Citizen Soldiers, A Review
An excellent book. Amazing how he wove so many interviews together making the book flow. Anyone either in WWII, or with veterans among family and/or friends will appreciate this book.
whitepanter (11/05/10)

Citizen sodgiers
Amazing!!!
J Zengler (06/14/07)

Citizen Soldiers
One of the best books I have ever read. It really puts you there in the last year of WW2. I don't read many books, but I am so glad I read this one. This book makes you want to keep in remembrance the heroes of the war. I also liked how the book talked about the many bad soldiers in the war. How they used the war to profit and how some really hurt some operations. I liked how Ambrose interviewed German soldier. It really gave you an all around perspective of the war.
Evelyn (01/20/05)

Hello i am fifteen years old and i found citizen soldiers to be truly amazing at times. I recommend this book to any one who is interested in world war II, because it is accurate and enjoyable.
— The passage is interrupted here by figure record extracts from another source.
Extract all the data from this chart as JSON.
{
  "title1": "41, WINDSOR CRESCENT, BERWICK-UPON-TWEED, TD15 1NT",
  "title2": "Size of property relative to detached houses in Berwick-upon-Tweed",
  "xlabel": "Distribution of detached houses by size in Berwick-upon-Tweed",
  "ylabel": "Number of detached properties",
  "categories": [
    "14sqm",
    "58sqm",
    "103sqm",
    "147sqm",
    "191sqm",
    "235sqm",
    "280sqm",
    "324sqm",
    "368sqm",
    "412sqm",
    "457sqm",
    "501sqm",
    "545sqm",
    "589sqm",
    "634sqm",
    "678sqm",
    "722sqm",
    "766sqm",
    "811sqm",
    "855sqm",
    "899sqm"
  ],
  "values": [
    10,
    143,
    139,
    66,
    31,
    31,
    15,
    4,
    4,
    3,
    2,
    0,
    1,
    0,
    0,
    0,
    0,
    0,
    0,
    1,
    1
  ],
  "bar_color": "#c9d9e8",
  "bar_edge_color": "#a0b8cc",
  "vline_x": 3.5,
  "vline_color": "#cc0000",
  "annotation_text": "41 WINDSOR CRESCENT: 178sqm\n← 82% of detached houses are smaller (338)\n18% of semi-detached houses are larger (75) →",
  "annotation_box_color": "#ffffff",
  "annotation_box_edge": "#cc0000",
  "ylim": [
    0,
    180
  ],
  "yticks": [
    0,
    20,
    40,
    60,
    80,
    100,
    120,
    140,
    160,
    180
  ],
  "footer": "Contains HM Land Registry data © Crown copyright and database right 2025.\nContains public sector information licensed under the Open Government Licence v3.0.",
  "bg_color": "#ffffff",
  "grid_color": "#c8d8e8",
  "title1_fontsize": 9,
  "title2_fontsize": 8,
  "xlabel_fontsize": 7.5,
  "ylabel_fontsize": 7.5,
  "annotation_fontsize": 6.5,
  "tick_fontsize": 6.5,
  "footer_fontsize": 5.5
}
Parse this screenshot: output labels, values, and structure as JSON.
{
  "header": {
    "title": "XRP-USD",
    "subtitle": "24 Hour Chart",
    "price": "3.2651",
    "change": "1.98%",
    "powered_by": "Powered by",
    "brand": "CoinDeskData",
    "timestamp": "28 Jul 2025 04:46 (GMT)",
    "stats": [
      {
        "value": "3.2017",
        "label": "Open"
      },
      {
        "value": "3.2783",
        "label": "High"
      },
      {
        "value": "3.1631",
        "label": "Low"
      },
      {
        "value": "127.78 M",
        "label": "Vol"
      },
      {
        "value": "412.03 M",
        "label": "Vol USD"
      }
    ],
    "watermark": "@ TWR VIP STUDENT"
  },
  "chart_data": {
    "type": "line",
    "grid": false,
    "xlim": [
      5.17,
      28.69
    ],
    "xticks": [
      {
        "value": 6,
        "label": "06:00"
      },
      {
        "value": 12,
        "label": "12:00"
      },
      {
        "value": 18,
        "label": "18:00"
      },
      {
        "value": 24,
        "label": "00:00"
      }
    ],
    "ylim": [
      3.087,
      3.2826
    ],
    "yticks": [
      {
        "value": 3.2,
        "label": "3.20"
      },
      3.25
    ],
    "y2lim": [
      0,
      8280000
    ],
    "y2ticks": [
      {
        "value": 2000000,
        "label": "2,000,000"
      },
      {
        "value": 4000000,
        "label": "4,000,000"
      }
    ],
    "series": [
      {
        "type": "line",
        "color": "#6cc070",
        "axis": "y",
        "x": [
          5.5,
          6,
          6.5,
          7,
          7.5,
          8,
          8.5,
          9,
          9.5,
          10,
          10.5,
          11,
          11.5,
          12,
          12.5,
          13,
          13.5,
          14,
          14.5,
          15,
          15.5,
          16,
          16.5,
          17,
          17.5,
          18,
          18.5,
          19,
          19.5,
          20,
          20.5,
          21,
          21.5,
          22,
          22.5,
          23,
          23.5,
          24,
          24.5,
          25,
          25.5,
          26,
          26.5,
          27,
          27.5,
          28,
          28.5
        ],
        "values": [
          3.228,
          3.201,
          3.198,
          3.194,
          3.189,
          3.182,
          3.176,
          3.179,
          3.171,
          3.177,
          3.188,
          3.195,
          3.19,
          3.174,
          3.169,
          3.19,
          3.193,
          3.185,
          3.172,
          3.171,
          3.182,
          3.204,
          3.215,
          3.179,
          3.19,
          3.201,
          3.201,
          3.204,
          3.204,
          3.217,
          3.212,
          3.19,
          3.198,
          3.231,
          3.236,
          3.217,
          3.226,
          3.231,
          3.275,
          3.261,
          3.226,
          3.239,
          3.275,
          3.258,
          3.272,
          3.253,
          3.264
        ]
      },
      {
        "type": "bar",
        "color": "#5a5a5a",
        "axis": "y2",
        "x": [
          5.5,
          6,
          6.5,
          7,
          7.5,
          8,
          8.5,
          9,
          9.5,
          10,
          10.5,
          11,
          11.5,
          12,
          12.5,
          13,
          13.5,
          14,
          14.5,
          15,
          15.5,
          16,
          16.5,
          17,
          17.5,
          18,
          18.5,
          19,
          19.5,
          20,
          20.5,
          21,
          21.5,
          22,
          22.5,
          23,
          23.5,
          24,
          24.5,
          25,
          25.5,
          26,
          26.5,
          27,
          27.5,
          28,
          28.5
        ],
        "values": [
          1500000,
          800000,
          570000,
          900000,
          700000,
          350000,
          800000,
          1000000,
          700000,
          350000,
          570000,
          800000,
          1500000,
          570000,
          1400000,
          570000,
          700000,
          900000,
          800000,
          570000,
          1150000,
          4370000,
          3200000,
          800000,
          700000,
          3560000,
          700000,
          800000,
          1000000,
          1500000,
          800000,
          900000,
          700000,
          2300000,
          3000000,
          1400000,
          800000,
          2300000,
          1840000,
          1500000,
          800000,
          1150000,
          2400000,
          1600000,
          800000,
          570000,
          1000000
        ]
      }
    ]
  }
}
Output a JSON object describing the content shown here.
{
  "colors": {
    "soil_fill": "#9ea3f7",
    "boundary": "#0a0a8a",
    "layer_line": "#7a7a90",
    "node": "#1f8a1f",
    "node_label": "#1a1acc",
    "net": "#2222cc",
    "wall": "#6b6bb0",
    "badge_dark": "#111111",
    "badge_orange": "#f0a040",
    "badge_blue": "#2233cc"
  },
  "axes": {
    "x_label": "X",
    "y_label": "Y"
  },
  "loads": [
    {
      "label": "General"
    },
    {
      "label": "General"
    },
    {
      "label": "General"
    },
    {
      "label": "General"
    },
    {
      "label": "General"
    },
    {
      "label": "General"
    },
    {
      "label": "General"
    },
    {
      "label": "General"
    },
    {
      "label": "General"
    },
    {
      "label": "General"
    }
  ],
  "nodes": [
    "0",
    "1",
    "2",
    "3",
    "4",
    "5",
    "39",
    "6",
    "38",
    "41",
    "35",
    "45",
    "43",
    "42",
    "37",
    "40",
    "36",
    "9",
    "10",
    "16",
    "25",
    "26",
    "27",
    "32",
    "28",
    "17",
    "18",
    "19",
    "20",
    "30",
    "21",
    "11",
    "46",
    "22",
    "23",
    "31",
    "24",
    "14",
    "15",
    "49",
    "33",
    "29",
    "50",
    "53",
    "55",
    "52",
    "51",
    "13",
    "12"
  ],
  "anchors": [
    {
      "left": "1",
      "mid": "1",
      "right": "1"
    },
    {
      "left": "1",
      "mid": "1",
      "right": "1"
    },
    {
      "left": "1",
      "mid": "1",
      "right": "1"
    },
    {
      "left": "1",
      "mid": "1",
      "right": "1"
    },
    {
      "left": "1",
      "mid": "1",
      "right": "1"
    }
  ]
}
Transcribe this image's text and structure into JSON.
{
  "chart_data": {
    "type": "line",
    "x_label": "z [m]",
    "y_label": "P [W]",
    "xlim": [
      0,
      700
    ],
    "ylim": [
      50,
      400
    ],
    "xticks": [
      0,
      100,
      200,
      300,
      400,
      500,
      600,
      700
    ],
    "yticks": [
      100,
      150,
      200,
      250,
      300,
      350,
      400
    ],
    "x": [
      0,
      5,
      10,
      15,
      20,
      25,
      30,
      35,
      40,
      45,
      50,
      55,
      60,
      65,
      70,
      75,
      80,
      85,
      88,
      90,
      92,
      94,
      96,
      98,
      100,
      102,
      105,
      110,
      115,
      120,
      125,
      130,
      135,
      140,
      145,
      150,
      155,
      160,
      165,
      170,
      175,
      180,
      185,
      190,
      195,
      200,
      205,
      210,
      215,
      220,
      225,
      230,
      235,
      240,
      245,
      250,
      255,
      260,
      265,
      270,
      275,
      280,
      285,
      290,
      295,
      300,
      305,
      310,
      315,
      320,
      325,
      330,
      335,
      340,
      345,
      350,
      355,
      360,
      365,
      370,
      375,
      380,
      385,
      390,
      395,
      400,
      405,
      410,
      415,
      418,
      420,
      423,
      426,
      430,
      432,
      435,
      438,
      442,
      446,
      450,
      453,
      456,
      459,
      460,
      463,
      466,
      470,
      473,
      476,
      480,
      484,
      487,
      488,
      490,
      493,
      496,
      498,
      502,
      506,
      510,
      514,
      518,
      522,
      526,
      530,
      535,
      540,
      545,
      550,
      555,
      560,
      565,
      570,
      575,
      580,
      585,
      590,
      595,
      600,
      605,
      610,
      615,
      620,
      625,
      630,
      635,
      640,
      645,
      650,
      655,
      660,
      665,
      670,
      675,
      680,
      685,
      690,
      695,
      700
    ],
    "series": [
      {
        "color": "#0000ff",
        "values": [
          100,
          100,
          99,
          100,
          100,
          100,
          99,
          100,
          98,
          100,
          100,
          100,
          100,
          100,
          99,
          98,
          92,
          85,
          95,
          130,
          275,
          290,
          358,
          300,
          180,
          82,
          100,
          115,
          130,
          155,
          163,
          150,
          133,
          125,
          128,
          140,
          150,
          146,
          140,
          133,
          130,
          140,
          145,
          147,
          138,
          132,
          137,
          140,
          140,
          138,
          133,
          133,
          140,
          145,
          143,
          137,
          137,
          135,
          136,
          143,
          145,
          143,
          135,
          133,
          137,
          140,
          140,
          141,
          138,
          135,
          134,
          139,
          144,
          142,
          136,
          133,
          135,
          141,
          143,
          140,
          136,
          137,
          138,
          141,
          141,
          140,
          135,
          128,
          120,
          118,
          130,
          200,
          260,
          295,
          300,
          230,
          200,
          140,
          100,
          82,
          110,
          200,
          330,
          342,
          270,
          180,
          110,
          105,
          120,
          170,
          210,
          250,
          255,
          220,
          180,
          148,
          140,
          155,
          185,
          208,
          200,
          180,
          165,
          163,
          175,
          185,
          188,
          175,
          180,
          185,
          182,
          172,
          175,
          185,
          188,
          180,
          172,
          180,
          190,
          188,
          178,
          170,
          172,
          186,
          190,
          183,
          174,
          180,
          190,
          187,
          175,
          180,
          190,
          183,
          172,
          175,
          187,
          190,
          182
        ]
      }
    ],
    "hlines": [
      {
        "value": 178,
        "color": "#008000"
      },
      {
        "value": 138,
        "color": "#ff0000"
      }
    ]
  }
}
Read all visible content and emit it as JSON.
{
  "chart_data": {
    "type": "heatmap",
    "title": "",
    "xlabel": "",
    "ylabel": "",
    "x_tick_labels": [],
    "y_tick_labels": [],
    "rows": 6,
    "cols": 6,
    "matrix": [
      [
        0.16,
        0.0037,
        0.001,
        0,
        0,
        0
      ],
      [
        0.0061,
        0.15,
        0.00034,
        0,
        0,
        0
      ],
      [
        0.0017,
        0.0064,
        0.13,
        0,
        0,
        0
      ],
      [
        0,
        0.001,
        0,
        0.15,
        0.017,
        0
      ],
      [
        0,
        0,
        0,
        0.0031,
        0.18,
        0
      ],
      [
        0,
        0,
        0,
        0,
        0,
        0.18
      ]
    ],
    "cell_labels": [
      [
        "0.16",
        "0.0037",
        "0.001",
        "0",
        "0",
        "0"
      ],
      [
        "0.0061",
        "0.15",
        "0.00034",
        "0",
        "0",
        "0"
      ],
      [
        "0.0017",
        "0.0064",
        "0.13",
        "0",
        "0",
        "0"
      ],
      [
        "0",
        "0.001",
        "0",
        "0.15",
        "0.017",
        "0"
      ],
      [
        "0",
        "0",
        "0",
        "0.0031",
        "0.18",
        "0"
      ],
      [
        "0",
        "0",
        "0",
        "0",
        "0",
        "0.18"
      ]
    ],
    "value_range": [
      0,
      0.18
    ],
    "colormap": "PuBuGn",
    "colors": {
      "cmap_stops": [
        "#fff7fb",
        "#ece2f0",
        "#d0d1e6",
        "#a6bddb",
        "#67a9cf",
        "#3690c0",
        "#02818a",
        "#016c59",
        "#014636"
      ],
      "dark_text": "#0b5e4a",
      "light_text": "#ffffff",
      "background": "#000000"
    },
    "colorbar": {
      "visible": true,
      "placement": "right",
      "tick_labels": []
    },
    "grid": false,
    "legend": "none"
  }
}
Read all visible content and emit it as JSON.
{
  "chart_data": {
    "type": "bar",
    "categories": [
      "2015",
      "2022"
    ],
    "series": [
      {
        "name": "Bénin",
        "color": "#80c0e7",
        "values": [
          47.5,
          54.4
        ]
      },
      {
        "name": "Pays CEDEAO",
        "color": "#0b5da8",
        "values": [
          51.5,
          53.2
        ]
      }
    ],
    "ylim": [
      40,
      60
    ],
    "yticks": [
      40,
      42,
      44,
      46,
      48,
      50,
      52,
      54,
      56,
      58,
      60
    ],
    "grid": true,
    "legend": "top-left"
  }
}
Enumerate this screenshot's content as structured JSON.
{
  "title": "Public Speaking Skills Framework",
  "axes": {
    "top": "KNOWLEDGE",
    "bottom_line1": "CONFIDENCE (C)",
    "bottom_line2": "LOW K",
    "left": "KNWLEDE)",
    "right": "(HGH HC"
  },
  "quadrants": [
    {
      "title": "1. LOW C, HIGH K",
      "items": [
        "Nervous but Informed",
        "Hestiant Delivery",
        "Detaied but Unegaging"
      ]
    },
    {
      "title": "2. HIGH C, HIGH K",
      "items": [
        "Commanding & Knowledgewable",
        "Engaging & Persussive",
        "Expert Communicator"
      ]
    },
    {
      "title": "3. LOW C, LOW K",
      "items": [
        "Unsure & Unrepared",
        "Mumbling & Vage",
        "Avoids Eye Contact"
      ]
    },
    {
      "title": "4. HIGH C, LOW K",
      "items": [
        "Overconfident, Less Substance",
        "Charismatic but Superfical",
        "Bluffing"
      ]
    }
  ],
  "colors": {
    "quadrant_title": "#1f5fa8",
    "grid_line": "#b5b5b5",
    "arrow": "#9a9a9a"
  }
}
I think Ambrose's true talent is focusing on one soldier in one battle and telling his story and then moving on to other battles.
Anonymous (12/18/04)

I am 15 years old and I think Citizen Soldiers is an excellent book about World War II. Stephen E. Ambrose is one of my favorite authors and this book made me appreciate even more the sacrifices of the men who fought to preserve democracy. This truly was the greatest generation, not just the soldiers but the people on the home-front. I liked how he told about all the different division involved, telling how the Air Force, Artillery units and infantry units all contributed to winning this war. I was sad to see Dr. Ambrose die.
imad (11/15/04)

Professor Ambrose at his best. Very gripping narrative with good attention to detail. I really don't care for the nationalistic histrionicsthough. Ambrose once wrote an introduction to Hans von Luck's "Panzer Commander" in which he stated quite unequivocally that the German Landser was the best soldier of the war. In "Citizen Soldiers" he wrote something completely different. The late professor seems to have gotten caught up in the latest patriotic frenzy espoused be a cabal of revisionist historians whose sole purpose seems to be to show the Wehrmacht in poor light. These people strain at the gnat to show, with disingenuous manipulation of facts and figures and with incredible verbal gymnastics, that the Americans and the Germans were somehow fighting on "equal" terms in the Second World War. I would probably be the last person to deny that American troops fought magnificently in that war - they proved time and again what they were capable of - it would be absurd in the extreme to suggest that they were being faced by an equally powerful enemy on comparable terms. The statement that democracy produces better soldiers than dictatorship is just a piece of crude propaganda. No scientific study has ever been don to back up such a claim. Very readable book nevertheless
Samantha (03/02/04)

This book is truly inspirational. I found it a good read and enjoyed it throughly. It was very accurate and gave me a good sense of pride knowing that some of the inspirational and heroic people fought for us.
I recommend it to anyone interested in World War 2 and more specifically D-Day.
Michael (01/08/04)

this is a great book! When you read it it's like you are actually there. U can see the setting and what is happening like U were in 1944 shooting at the Germans who are crossing the field. Anyone who is interested in World War II should read this book, even if you're not that interested. It is a really great book to read.